Microsoft has avoided a massive European Commission (EC) fine by agreeing to reduce the price of its Office suite of products and unbundle its Microsoft Teams chat and video tool from its other applications.
The EC said it had accepted commitments from the technology giant to unbundle Teams from apps including Word, Excel, PowerPoint and Outlook, which are part of its Office 365 and Microsoft 365 suites for business customers.
Microsoft will:
- Reduce the price of suites without Teams
- allow customers with long-term licenses to switch to suites without Teams
- provide interoperability for key functionalities between communication and collaboration tools that compete with Teams and some Microsoft products, and
- allow customers to move data out of Teams for use of competing solutions.

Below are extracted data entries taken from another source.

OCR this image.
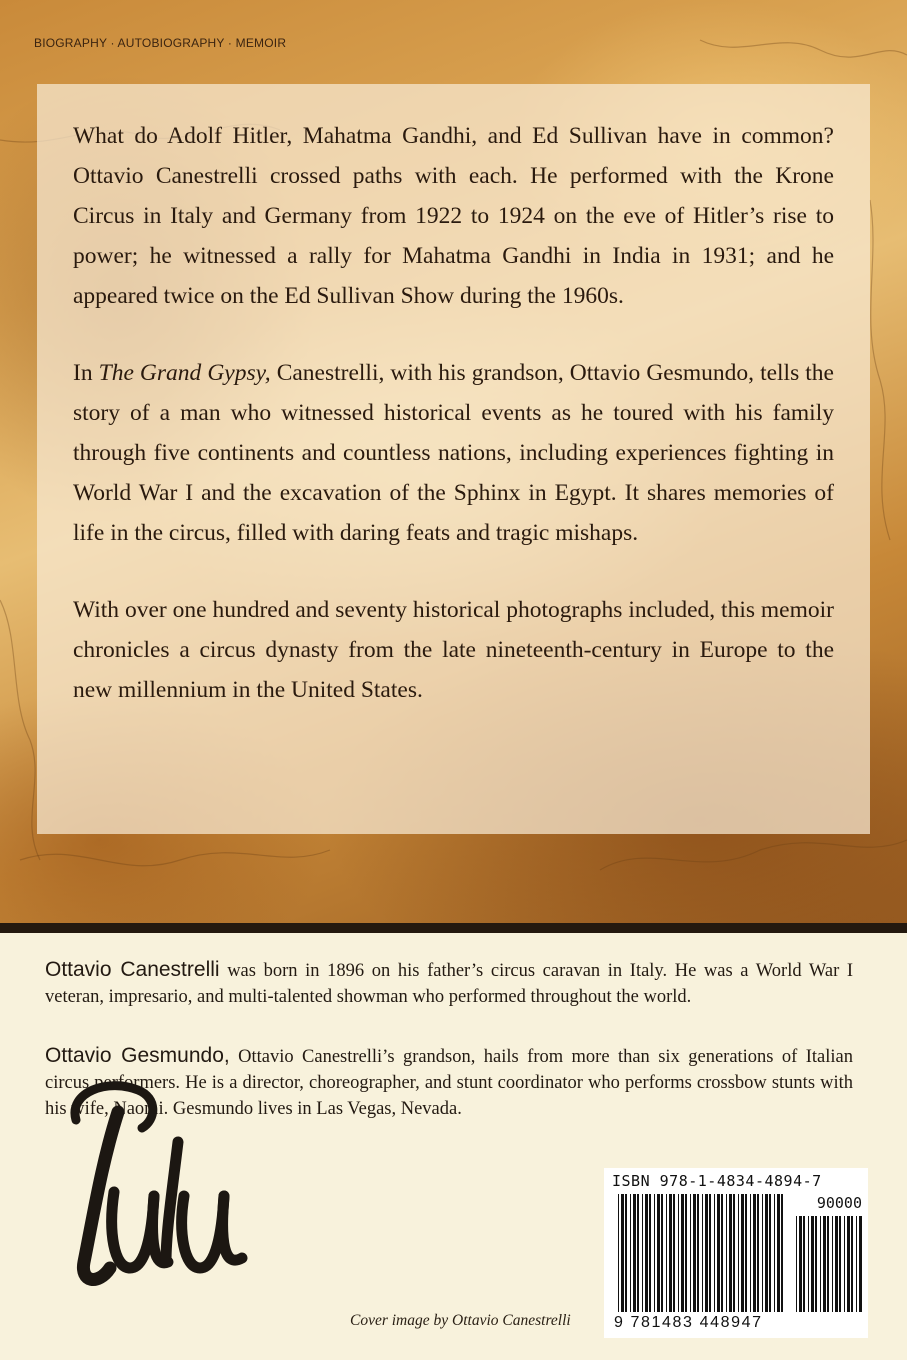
BIOGRAPHY · AUTOBIOGRAPHY · MEMOIR

What do Adolf Hitler, Mahatma Gandhi, and Ed Sullivan have in common? Ottavio Canestrelli crossed paths with each. He performed with the Krone Circus in Italy and Germany from 1922 to 1924 on the eve of Hitler’s rise to power; he witnessed a rally for Mahatma Gandhi in India in 1931; and he appeared twice on the Ed Sullivan Show during the 1960s.

In The Grand Gypsy, Canestrelli, with his grandson, Ottavio Gesmundo, tells the story of a man who witnessed historical events as he toured with his family through five continents and countless nations, including experiences fighting in World War I and the excavation of the Sphinx in Egypt. It shares memories of life in the circus, filled with daring feats and tragic mishaps.

With over one hundred and seventy historical photographs included, this memoir chronicles a circus dynasty from the late nineteenth-century in Europe to the new millennium in the United States.

Ottavio Canestrelli was born in 1896 on his father’s circus caravan in Italy. He was a World War I veteran, impresario, and multi-talented showman who performed throughout the world.
Ottavio Gesmundo, Ottavio Canestrelli’s grandson, hails from more than six generations of Italian circus performers. He is a director, choreographer, and stunt coordinator who performs crossbow stunts with his wife, Naomi. Gesmundo lives in Las Vegas, Nevada.
Cover image by Ottavio Canestrelli
ISBN 978-1-4834-4894-7
90000
9 781483 448947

“By helping to restore fair competition, these commitments will open up the market for other providers of communication and collaboration tools in Europe,” the EC said in a press release.
The case was triggered by a 2020 complaint from Salesforce-owned Slack Technologies Inc., which accused Microsoft of bundling Teams with its Office product to gain an unfair advantage over rivals.
The decision means Microsoft will not be hit with a fine, which under European law could have been of up to 10% of its annual worldwide turnover, or about US$24.5 billion (A$36.9 billion).
The EC had earlier made preliminary findings that Microsoft breached EU law because the bundling of Teams with its other productivity apps gave it an undue competitive advantage in the market for cloud-based communication and collaboration products.
Microsoft changed the way it distributed Teams after an investigation was launched, but the EC found this did not address its concerns.
Microsoft (NASDAQ: MSFT) shares closed $8.89 (1.77%) higher at $509.90 on Friday (Saturday AEST), capitalising the company at $3.79 trillion.